Explosion Control of Nanobomb via Modifying Nanocontainer and Adding Detonating Molecule

Abstract

High-energy materials (HEMs), which show the excellent performance for explosion, have been applied for propellants, explosives, and pyrotechnics. Especially for explosives, high detonation velocity and pressure are needed to initiate rapid reaction, while low sensitivity to external stimuli is required. However, low sensitivity inevitably leads to a decrease in detonating power. Therefore, we investigated alternative ways to facilitate bursting of HEM (e.g., nitromethane (NM)), which are particularly confined in the nanocontainer (e.g., carbon nanotube (CNT)) by multi-scale molecular modeling and simulation methods. For the enhancement of performance of nanobomb, physicochemical modification of CNT and introduction of detonating molecule into nanobomb system were considered. For the modifications, chirality variation, nitrogen-doping, and mono-vacancy defect were introduced into CNT. All modifications brought time reduction in bursting of nanobomb while bursting mechanism was similarly kept. Among the modifications, mono-vacancy defect exhibited the most enhancing effect for bursting because chemical reactivity was dramatically increased around the defect sites.
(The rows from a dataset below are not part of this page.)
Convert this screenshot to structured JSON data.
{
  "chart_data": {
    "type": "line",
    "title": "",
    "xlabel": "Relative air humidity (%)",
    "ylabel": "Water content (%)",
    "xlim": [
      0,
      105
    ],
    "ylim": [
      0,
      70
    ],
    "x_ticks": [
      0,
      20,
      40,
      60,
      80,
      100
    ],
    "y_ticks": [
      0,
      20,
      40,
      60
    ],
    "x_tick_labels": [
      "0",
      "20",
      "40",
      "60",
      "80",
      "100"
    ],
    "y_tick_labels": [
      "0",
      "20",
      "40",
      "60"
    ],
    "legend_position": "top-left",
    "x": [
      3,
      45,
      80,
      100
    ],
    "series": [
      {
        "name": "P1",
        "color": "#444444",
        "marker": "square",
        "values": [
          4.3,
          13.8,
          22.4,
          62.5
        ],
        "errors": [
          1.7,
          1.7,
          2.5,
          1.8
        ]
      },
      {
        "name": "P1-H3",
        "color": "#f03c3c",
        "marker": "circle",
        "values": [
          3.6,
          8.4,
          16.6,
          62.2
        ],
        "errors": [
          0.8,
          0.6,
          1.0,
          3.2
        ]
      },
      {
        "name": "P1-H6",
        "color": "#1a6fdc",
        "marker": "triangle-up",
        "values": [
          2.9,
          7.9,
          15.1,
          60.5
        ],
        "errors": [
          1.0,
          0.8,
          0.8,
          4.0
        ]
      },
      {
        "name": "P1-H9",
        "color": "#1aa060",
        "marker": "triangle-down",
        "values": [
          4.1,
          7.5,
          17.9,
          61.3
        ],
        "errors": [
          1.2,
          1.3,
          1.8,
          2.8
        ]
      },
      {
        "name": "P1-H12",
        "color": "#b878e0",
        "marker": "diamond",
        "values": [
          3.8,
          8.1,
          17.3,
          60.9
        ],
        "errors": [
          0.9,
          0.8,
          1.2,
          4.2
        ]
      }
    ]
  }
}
This was because the formation of Stone-Wales defect and attachment of the products, which are preceding bursting, were much favorable with mono-vacancy defect than those in other modified CNTs. In addition, the synergistic effects of NM and detonating molecule on bursting of nanobomb were investigated. Candidates of detonating molecules were initially filtered by comparing detonation velocity and pressure derived from Kamlet–Jacobs equations. In bulk mixtures of NM and detonating molecules, HMX or RDX showed superior rapid decomposition rate and supported the acceleration of NM decomposition. Subsequently, nanobombs with HMX or RDX were heated and their decomposition processes were compared with those in pure nanobomb. Upon heating, detonating molecules were decomposed prior to NM and their reaction intermediates contributed to enhanced decomposition of NM, inducing fast burst of nanobomb.